Has anyone else tried loading shaders at runtime?
I'm using wgpu, I've made my device, render_pipeline multithreaded like this:
let rx = Arc::new(Mutex::new(rx));
let window = Arc::new(Mutex::new(window));
let fs = Arc::new(Mutex::new(fs));
let fs_module = Arc::new(Mutex::new(fs_module));
let render_pipeline = Arc::new(Mutex::new(render_pipeline));
let device = Arc::new(Mutex::new(device));
used notify to listen to change events:
notify = "4.0.15"
use notify::{RecommendedWatcher, Watcher, RecursiveMode};
//mainxx
let (tx, rx) = mpsc::channel();
let mut watcher: RecommendedWatcher =
Watcher::new(tx, Duration::from_millis(500)).unwrap();
log::info!("Starting watcher on {:?}", *FRAG_SHADER_PATH);
watcher.watch((*FRAG_SHADER_PATH).clone(), RecursiveMode::NonRecursive).unwrap();
Then spawn a thread that listens to changes:
thread::spawn(move || {
log::info!("Shader watcher thread spawned");
loop {
if let Ok(notify::DebouncedEvent::Write(..)) = rx.lock().unwrap().recv() {
log::info!("Write event in fragment shader");
window.lock().unwrap().set_title("Loading shader.frag...");
*fs.lock().unwrap() = load_fs().unwrap();
*fs_module.lock().unwrap() = load_fs_module(Arc::clone(&device), &Arc::clone(&fs).lock().unwrap());
*render_pipeline.lock().unwrap() = create_render_pipeline_multithreaded(Arc::clone(&device), Arc::clone(&fs_module));
render.lock().unwrap().deref_mut()();
window.lock().unwrap().set_title(TITLE);
};
}
});
where load_fs is a closure that uses glsl_to_spirv:
let load_fs = move || -> Result<Vec<u32>, std::io::Error> {
log::info!("Loading fragment shader");
let mut buffer = String::new();
let mut f = File::open(&*FRAG_SHADER_PATH)?;
f.read_to_string(&mut buffer)?;
// Load fragment shader
wgpu::read_spirv(
glsl_to_spirv::compile(
&buffer,
glsl_to_spirv::ShaderType::Fragment
).expect("Compilation failed")
)
};
There is an updated example for this in the vulkano repository.
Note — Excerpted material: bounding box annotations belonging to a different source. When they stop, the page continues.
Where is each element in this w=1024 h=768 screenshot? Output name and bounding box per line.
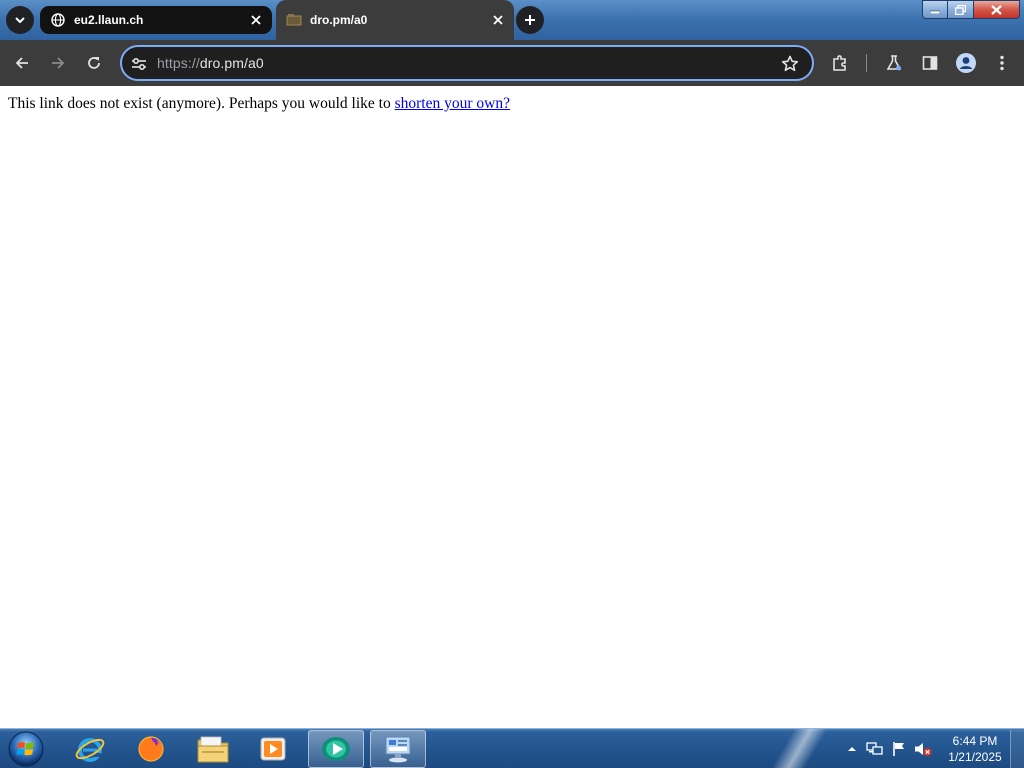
extensions-button[interactable] — [828, 51, 852, 75]
action-center-flag-icon — [893, 742, 904, 756]
taskbar-internet-explorer[interactable] — [62, 730, 118, 768]
volume-muted-icon — [915, 743, 932, 756]
labs-button[interactable] — [882, 51, 906, 75]
globe-icon — [50, 12, 66, 28]
network-icon — [866, 742, 883, 755]
side-panel-button[interactable] — [918, 51, 942, 75]
windows-start-orb-icon — [8, 731, 44, 767]
toolbar-divider — [866, 54, 867, 72]
address-bar[interactable]: https://dro.pm/a0 — [120, 45, 814, 81]
not-found-message: This link does not exist (anymore). Perh… — [8, 95, 510, 113]
url-text[interactable]: https://dro.pm/a0 — [157, 55, 264, 71]
clock-time: 6:44 PM — [952, 734, 998, 748]
file-explorer-icon — [197, 736, 229, 763]
restore-icon — [955, 4, 966, 15]
close-window-button[interactable] — [974, 0, 1020, 19]
taskbar-clock[interactable]: 6:44 PM 1/21/2025 — [940, 733, 1010, 765]
control-panel-icon — [385, 736, 411, 763]
reload-icon — [88, 57, 100, 69]
taskbar-media-player[interactable] — [245, 730, 301, 768]
tab-search-button[interactable] — [6, 6, 34, 34]
site-settings-icon[interactable] — [130, 55, 148, 73]
page-content: This link does not exist (anymore). Perh… — [0, 86, 1024, 728]
taskbar-control-panel[interactable] — [370, 730, 426, 768]
close-tab-icon[interactable] — [248, 12, 264, 28]
restore-button[interactable] — [948, 0, 974, 19]
taskbar-chrome-app[interactable] — [308, 730, 364, 768]
window-controls — [922, 0, 1020, 20]
menu-button[interactable] — [990, 51, 1014, 75]
page-favicon-icon — [286, 12, 302, 28]
reload-button[interactable] — [82, 51, 106, 75]
taskbar-file-explorer[interactable] — [185, 730, 241, 768]
message-text: This link does not exist (anymore). Perh… — [8, 95, 395, 112]
plus-icon — [525, 15, 535, 25]
back-button[interactable] — [10, 51, 34, 75]
forward-icon — [52, 57, 65, 69]
minimize-button[interactable] — [922, 0, 948, 19]
extensions-icon — [833, 55, 846, 71]
bookmark-star-icon[interactable] — [780, 54, 800, 74]
chrome-app-icon — [322, 737, 350, 761]
browser-toolbar: https://dro.pm/a0 — [0, 40, 1024, 86]
tab-inactive[interactable]: eu2.llaun.ch — [40, 6, 272, 34]
action-center-tray-icon[interactable] — [890, 740, 908, 758]
close-icon — [991, 4, 1002, 15]
url-host-path: dro.pm/a0 — [199, 55, 264, 71]
shorten-link[interactable]: shorten your own? — [395, 95, 510, 112]
new-tab-button[interactable] — [516, 6, 544, 34]
start-button[interactable] — [6, 730, 46, 768]
tab-title: eu2.llaun.ch — [74, 13, 144, 27]
profile-icon — [956, 53, 976, 73]
internet-explorer-icon — [75, 738, 105, 762]
chevron-down-icon — [15, 17, 25, 24]
windows-taskbar: 6:44 PM 1/21/2025 — [0, 728, 1024, 768]
clock-date: 1/21/2025 — [948, 750, 1002, 764]
firefox-icon — [138, 736, 164, 762]
media-player-icon — [260, 737, 286, 761]
tab-title: dro.pm/a0 — [310, 13, 368, 27]
show-hidden-icons[interactable] — [843, 740, 861, 758]
labs-icon — [886, 55, 902, 71]
browser-titlebar: eu2.llaun.ch dro.pm/a0 — [0, 0, 1024, 40]
tab-active[interactable]: dro.pm/a0 — [276, 0, 514, 40]
url-scheme: https:// — [157, 55, 200, 71]
side-panel-icon — [922, 56, 938, 70]
volume-tray-icon[interactable] — [914, 740, 932, 758]
taskbar-firefox[interactable] — [123, 730, 179, 768]
back-icon — [15, 57, 28, 69]
chevron-up-icon — [848, 747, 856, 751]
menu-icon — [1000, 55, 1004, 71]
minimize-icon — [930, 10, 940, 14]
profile-button[interactable] — [954, 51, 978, 75]
close-tab-icon[interactable] — [490, 12, 506, 28]
show-desktop-button[interactable] — [1010, 730, 1024, 768]
network-tray-icon[interactable] — [866, 740, 884, 758]
forward-button[interactable] — [46, 51, 70, 75]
I followed that and the example for shaderc-rs to get to this:
fn compile_to_spirv(src: &str, kind: shaderc::ShaderKind, entry_point_name: &str) -> Vec<u32> {
let mut f = File::open(src).unwrap_or_else(|_| panic!("Could not open file {}", src));
let mut glsl = String::new();
f.read_to_string(&mut glsl)
.unwrap_or_else(|_| panic!("Could not read file {} to string", src));
let compiler = shaderc::Compiler::new().unwrap();
let mut options = shaderc::CompileOptions::new().unwrap();
options.add_macro_definition("EP", Some(entry_point_name));
compiler
.compile_into_spirv(&glsl, kind, src, entry_point_name, Some(&options))
.expect("Could not compile glsl shader to spriv")
.as_binary()
.to_vec()
}
let vs = {
unsafe {
ShaderModule::from_words(
device.clone(),
&compile_to_spirv(
"shaders/triangle/vs.glsl",
shaderc::ShaderKind::Vertex,
"main",
),
)
}
.unwrap()
};
After this, vs can be used as in the example.